Bundela Rajas of Bundelkhand

Bundela, Rajput clan that gave its name to Bundelkhand in north-central India. The Bundelas, whose origin is obscure, emerged in the 14th century. They won prominence when they resisted the Afghan emperor, Shēr Shah of Sūr, who was killed while besieging their fortress of Kalinjar in 1545. The Bundela Bir Singh of Orchha, in collusion with Akbar’s son, Prince Salīm (later Jahāngīr), ambushed and killed the Mughal emperor’s confidant, Abu al-Faḍl ʿAllāmī, in 1602.

The Bundela territories were important because through them ran the route from the Deccan to the Yamuna-Ganges doab. But they were hilly, remote, and difficult to control. The Mughals suppressed many insurrections until the Bundelas called in the Marathas (1729). After many vicissitudes the tract passed under British control in the early 19th century. The fortress of Kalinjar was taken in 1812.
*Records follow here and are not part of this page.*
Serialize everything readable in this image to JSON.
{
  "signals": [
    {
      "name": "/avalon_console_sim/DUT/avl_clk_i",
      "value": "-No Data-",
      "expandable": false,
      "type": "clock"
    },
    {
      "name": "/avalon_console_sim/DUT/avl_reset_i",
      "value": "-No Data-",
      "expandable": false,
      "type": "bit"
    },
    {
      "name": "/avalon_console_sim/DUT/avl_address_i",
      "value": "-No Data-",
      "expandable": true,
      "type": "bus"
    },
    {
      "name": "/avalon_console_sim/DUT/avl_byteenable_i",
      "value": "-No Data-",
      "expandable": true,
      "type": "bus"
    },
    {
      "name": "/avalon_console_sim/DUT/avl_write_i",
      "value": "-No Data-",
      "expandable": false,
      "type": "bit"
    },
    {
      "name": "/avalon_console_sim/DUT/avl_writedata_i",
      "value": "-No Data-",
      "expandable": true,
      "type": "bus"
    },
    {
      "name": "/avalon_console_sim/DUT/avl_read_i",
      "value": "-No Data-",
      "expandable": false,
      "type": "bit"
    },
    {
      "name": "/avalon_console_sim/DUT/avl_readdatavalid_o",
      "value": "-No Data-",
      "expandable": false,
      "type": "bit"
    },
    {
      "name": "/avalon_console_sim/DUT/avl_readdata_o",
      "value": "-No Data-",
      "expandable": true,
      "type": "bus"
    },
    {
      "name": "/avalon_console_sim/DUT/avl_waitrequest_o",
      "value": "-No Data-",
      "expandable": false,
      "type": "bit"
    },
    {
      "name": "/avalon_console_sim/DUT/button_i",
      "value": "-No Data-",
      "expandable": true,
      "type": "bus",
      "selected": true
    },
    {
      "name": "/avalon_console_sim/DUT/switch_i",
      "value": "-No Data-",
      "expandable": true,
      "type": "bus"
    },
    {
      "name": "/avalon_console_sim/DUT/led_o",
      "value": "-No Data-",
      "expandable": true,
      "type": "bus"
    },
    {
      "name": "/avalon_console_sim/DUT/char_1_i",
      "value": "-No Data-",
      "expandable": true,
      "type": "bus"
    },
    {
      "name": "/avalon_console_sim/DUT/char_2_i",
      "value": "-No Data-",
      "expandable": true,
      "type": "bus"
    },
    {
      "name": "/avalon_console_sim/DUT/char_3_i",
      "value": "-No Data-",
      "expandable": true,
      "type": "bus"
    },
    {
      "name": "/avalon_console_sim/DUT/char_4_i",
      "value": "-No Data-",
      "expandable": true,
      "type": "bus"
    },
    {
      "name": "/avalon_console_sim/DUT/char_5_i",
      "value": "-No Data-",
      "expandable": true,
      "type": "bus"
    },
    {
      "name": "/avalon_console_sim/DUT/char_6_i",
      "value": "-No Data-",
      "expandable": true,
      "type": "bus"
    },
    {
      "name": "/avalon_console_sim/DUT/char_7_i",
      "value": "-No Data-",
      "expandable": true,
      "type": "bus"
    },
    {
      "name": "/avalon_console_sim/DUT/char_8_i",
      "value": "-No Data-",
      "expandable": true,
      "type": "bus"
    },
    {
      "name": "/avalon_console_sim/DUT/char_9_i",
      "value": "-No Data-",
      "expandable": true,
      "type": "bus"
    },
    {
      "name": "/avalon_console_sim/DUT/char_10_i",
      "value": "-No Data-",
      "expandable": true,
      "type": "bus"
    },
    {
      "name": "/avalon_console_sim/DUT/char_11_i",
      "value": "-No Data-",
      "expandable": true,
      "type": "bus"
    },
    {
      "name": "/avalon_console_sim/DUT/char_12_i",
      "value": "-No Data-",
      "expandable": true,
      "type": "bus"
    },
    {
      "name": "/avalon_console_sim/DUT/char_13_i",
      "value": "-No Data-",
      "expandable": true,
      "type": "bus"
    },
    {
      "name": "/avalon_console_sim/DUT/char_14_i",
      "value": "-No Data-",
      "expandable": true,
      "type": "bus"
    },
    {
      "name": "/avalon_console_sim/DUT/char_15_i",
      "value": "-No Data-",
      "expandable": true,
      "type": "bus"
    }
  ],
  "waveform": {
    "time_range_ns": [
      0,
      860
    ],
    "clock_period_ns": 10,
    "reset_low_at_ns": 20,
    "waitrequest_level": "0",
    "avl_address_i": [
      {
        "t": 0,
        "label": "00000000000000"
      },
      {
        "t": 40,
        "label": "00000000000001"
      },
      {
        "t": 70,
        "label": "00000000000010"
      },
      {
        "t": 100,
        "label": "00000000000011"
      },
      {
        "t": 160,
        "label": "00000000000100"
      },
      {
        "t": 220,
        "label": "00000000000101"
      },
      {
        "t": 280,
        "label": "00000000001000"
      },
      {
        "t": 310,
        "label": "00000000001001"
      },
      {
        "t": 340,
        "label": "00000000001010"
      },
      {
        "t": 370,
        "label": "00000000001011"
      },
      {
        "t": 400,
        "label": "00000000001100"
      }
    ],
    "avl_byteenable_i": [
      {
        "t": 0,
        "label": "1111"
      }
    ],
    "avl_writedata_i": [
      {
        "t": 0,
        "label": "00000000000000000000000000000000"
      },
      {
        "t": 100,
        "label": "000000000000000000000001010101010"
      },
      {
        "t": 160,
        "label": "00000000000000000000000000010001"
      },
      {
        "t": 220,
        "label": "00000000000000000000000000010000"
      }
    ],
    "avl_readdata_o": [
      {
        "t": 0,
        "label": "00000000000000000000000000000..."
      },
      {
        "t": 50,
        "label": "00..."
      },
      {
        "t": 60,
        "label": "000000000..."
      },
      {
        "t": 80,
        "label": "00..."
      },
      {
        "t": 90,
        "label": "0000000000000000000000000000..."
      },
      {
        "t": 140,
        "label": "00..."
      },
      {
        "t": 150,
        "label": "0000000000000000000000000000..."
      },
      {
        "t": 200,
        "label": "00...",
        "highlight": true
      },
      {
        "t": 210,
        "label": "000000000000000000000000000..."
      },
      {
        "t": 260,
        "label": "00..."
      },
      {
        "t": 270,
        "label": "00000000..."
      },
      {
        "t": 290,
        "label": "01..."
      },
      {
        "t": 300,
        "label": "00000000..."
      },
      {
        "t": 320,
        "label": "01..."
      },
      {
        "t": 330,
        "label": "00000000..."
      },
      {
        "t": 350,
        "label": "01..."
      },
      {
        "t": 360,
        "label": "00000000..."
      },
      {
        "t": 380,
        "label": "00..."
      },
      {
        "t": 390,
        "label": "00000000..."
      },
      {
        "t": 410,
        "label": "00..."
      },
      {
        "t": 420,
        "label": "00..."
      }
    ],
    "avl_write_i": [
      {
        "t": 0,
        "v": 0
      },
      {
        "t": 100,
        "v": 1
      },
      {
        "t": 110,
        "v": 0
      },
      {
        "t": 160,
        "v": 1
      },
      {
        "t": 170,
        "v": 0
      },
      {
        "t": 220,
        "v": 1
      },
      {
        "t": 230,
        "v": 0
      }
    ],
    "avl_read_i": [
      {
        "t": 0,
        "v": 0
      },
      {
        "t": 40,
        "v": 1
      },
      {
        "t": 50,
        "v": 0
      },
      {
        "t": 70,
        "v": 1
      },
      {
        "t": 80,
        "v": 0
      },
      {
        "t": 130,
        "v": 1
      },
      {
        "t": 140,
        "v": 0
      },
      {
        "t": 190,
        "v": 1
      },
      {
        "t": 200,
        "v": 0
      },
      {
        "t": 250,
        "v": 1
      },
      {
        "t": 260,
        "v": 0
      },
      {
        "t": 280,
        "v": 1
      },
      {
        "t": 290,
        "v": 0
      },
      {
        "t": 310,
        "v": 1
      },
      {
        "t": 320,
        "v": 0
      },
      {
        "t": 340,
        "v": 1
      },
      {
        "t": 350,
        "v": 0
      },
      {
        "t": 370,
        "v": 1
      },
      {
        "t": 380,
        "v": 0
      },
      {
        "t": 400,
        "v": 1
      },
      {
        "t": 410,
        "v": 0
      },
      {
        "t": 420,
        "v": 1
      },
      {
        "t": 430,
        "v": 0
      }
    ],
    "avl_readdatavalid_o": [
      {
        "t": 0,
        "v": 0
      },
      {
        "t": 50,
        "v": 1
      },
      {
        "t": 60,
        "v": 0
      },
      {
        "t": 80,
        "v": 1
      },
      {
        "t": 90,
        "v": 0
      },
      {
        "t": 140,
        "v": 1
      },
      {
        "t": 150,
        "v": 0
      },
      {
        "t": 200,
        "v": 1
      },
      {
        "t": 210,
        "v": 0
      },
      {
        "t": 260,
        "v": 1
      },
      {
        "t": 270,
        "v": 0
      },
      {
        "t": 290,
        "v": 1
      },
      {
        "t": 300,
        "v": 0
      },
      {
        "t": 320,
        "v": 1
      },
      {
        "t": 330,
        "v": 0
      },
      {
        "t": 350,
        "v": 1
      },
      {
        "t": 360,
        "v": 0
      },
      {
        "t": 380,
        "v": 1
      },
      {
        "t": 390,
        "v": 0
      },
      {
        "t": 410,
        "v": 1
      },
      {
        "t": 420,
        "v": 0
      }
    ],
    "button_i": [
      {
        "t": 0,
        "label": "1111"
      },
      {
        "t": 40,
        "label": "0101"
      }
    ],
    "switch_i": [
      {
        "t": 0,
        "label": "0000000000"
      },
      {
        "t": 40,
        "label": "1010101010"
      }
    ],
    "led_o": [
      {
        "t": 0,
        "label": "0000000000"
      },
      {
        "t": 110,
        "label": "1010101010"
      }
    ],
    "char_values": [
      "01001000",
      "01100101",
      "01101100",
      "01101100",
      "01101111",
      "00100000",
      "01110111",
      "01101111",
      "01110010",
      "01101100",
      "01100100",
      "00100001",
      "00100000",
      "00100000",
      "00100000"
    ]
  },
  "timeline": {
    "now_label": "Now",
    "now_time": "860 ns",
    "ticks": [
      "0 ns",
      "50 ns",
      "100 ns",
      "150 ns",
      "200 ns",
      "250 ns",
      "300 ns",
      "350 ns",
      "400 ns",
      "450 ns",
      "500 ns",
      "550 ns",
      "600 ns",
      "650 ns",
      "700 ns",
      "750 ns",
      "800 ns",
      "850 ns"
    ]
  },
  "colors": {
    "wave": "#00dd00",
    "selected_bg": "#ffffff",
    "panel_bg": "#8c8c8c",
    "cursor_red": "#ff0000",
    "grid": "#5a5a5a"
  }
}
The monuments of Orchha in Madhya Pradesh was built during 16th – 17th century. The fine architecture in this ancient town is intricate and enchanting. Orchha, situated on the banks of river Betwa, is picturesque and rich in art. The design of each building, fort and temple just glow with aesthetic charm. Raja Mahal and Chaturbhuj Temple are two of the earlier buildings in the Orchha fort complex. There are several buildings in the Orchha complex which have been built by different Bundela rulers.